Two sisters from Stockport will not be deported temporarily to Pakistan where they say they face the threat of LGBT-based violence.

Samina, 52, and Nazia Iqbal, 48, were due to be  removed out of the country this week from Manchester airport after a judge said it was not "credible" that they are gay reports Sky News.

This despite the sisters telling families that they started dating women 20 years ago.

The Home Office now appeared to make a U-turn on the decision.

The Iqbal sisters were not told they would not be put on the flight and moved to the Yarl's Wood Immigration Removal Centre.

The pair are now awaiting a bail hearing on Tuesday.

Speaking to Sky News from Yarl's Wood, Samina said, "We are scared.
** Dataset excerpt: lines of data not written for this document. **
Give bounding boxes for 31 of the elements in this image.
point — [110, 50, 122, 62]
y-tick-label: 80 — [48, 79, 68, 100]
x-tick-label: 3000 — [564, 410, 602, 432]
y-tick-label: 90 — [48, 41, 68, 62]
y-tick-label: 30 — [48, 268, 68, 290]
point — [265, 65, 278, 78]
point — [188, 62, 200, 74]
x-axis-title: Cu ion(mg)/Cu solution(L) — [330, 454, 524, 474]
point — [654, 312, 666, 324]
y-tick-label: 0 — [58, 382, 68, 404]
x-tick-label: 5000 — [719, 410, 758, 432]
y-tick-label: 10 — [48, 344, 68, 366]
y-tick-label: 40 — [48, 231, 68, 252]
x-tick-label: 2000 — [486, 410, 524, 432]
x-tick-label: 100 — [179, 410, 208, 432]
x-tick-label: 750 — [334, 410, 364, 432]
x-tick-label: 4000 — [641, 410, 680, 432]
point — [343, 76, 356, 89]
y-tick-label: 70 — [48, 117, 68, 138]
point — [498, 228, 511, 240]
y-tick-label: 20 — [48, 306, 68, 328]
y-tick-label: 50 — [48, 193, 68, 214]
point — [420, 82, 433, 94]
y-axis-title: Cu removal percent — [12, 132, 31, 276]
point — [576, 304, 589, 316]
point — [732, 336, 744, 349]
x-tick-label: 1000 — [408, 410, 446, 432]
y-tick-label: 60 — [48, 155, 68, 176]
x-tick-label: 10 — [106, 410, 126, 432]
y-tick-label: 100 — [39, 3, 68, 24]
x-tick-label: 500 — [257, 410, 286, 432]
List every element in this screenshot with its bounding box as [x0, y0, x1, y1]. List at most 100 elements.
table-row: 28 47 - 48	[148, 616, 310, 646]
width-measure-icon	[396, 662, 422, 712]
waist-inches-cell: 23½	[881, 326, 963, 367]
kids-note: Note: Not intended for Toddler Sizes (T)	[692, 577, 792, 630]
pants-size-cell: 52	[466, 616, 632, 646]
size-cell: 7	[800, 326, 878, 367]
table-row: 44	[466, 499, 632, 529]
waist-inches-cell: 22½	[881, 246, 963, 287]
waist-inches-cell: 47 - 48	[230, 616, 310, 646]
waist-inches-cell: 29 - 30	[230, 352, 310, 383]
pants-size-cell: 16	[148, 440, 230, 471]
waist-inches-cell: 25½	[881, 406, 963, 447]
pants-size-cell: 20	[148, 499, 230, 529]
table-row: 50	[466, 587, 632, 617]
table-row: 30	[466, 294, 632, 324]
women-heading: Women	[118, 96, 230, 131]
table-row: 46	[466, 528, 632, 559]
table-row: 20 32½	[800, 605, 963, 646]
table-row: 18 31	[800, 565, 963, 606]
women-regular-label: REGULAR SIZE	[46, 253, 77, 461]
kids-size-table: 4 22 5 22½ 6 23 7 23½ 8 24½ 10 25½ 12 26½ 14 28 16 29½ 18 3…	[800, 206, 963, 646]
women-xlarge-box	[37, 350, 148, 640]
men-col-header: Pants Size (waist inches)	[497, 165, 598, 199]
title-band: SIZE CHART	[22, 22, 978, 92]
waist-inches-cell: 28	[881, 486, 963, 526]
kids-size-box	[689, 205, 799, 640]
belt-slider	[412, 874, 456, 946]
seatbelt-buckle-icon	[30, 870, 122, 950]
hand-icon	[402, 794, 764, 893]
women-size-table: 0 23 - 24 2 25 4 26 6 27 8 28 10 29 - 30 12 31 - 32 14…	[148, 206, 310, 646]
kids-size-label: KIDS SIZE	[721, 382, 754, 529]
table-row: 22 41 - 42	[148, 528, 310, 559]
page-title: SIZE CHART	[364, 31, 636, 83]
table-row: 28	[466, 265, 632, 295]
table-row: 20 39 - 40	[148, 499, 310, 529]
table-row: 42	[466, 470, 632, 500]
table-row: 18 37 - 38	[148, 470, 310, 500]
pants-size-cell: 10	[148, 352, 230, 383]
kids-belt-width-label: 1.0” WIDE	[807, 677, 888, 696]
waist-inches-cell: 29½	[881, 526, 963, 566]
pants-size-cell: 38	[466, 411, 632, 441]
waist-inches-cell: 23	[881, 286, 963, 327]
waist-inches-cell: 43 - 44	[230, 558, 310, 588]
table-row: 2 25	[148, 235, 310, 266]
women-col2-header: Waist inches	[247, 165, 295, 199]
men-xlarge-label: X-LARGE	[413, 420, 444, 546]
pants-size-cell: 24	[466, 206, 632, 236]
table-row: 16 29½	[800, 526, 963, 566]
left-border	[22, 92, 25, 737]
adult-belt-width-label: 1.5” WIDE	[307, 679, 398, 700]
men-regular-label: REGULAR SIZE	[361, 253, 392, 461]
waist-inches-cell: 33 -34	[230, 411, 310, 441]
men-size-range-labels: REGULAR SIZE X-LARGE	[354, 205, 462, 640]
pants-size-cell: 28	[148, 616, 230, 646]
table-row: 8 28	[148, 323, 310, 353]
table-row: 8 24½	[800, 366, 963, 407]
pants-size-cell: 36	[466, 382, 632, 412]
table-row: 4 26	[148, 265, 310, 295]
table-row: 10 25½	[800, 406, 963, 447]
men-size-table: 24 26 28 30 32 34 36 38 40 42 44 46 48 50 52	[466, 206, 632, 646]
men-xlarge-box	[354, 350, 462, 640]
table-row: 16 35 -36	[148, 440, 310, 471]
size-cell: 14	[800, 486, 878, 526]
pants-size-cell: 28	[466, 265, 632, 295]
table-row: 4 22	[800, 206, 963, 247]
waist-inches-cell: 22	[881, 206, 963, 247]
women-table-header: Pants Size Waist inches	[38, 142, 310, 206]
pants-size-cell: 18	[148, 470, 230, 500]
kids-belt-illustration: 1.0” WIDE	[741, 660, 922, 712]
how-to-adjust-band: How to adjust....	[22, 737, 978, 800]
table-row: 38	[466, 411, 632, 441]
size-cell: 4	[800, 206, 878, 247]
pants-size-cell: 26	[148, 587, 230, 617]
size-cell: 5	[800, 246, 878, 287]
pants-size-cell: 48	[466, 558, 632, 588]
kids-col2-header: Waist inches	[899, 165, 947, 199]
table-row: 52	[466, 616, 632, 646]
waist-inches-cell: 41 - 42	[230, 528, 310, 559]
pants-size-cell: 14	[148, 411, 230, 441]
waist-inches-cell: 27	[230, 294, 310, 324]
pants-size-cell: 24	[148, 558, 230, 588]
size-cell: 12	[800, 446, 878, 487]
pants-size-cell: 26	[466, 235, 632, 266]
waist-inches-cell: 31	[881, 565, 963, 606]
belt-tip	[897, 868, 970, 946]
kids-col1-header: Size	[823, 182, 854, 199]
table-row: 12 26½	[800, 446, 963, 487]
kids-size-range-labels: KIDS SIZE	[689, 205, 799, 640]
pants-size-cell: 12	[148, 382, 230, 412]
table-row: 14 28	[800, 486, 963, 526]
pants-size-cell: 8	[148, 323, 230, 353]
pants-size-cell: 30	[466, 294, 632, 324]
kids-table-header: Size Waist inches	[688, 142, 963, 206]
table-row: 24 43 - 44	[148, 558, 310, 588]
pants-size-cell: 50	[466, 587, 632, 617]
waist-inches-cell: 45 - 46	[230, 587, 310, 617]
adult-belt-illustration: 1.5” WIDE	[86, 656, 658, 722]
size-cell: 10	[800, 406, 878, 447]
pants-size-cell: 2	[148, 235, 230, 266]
We have been so upset, crying and don't feel like [we want] anything to eat or drink."

In a statement through their lawyer, the sisters told Sky News: "We both knew we were gay all our lives but we couldn't accept it as it would have put our parents in hardship in Pakistan, and we couldn't see the shame in our parents eyes for us.

"Homosexuality is despised in Pakistan and people are killed for being homosexual."
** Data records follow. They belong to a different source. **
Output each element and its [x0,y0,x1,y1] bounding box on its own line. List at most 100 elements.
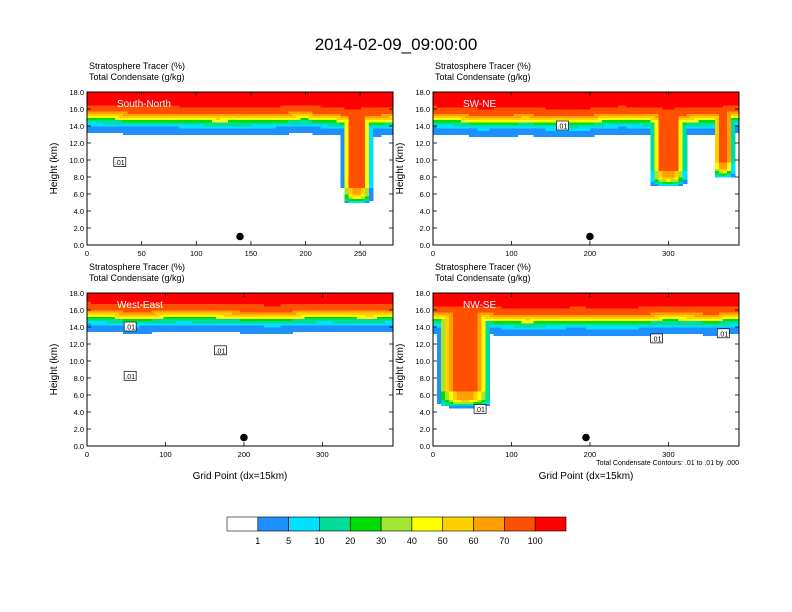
heatmap-cell [191,128,197,131]
heatmap-cell [368,109,374,112]
heatmap-cell [666,166,672,170]
heatmap-cell [368,117,374,121]
heatmap-cell [666,153,672,157]
heatmap-cell [115,316,120,320]
heatmap-cell [211,310,217,313]
heatmap-cell [175,324,181,328]
heatmap-cell [227,132,233,136]
heatmap-cell [256,132,261,136]
heatmap-cell [356,155,362,159]
heatmap-cell [223,100,229,104]
heatmap-cell [288,299,293,303]
heatmap-cell [433,132,438,136]
heatmap-cell [215,310,221,313]
heatmap-cell [103,106,108,110]
heatmap-cell [553,109,559,112]
heatmap-cell [328,128,334,131]
heatmap-cell [674,96,680,99]
heatmap-cell [726,140,732,144]
heatmap-cell [155,102,161,106]
heatmap-cell [284,318,289,322]
heatmap-cell [203,322,209,326]
heatmap-cell [658,181,664,184]
heatmap-cell [610,117,615,121]
heatmap-cell [340,111,346,114]
heatmap-cell [356,126,362,129]
heatmap-cell [364,164,370,167]
heatmap-cell [658,130,664,133]
heatmap-cell [155,128,161,131]
heatmap-cell [694,117,700,121]
heatmap-cell [485,115,490,119]
heatmap-cell [690,119,696,123]
heatmap-cell [718,123,724,127]
heatmap-cell [131,299,136,303]
heatmap-cell [348,94,354,97]
heatmap-cell [240,318,245,322]
heatmap-cell [682,128,688,131]
heatmap-cell [175,92,181,95]
heatmap-cell [368,132,374,136]
heatmap-cell [123,119,128,123]
heatmap-cell [714,123,720,127]
heatmap-cell [276,312,281,315]
heatmap-cell [292,128,297,131]
heatmap-cell [332,117,338,121]
heatmap-cell [364,96,370,99]
heatmap-cell [344,162,350,165]
heatmap-cell [312,303,318,307]
heatmap-cell [103,96,108,99]
heatmap-cell [240,314,245,317]
heatmap-cell [207,130,213,133]
heatmap-cell [364,134,370,138]
heatmap-cell [658,94,664,97]
heatmap-cell [545,123,551,127]
heatmap-cell [481,128,486,131]
heatmap-cell [674,119,680,123]
heatmap-cell [219,301,225,305]
heatmap-cell [139,327,144,330]
heatmap-cell [698,119,704,123]
heatmap-cell [630,94,635,97]
heatmap-cell [348,96,354,99]
heatmap-cell [533,130,539,133]
heatmap-cell [103,115,108,119]
y-axis-label: Height (km) [49,143,60,195]
heatmap-cell [622,113,627,116]
heatmap-cell [167,307,173,311]
heatmap-cell [678,181,684,184]
heatmap-cell [581,96,587,99]
heatmap-cell [469,111,474,114]
heatmap-cell [99,327,104,330]
heatmap-cell [658,155,664,159]
heatmap-cell [248,106,253,110]
heatmap-cell [264,100,269,104]
heatmap-cell [167,310,173,313]
heatmap-cell [682,177,688,180]
heatmap-cell [726,92,732,95]
heatmap-cell [360,160,366,163]
heatmap-cell [139,96,144,99]
heatmap-cell [388,132,394,136]
heatmap-cell [139,303,144,307]
heatmap-cell [630,115,635,119]
heatmap-cell [231,128,237,131]
heatmap-cell [300,310,306,313]
heatmap-cell [453,126,458,129]
heatmap-cell [678,153,684,157]
heatmap-cell [111,128,116,131]
heatmap-cell [545,121,551,125]
heatmap-cell [219,324,225,328]
heatmap-cell [203,299,209,303]
heatmap-cell [469,128,474,131]
heatmap-cell [252,316,257,320]
heatmap-cell [360,181,366,184]
heatmap-cell [240,98,245,102]
heatmap-cell [284,121,289,125]
heatmap-cell [690,106,696,110]
heatmap-cell [304,100,310,104]
heatmap-cell [127,104,132,108]
heatmap-cell [634,121,639,125]
heatmap-cell [332,318,338,322]
heatmap-cell [292,130,297,133]
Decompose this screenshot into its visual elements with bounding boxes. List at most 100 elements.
Nazia and Samina supported each other as they began to try to find love.

"After this we did pursue relationships and tried to keep it secret [but] it made us feel like we were criminals and unclean, we had to maintain our distance in public and enter through back doors to see our partners."

Their brother-in-law, Mohammed Naeem Ali, told Sky News: "I feel totally lost and helpless to try to stop my sisters being sent back to Pakistan.

"They went through a very traumatic period before finally coming over to us in 2010, all of it was unknown to me and their sister. All they kept saying to me was that it was not safe for them living there as two single women - hiding the real reason until recently when they told us in 2018."

He added: "I believe it is an underlying policy to discredit the majority of applications which makes me extremely angry."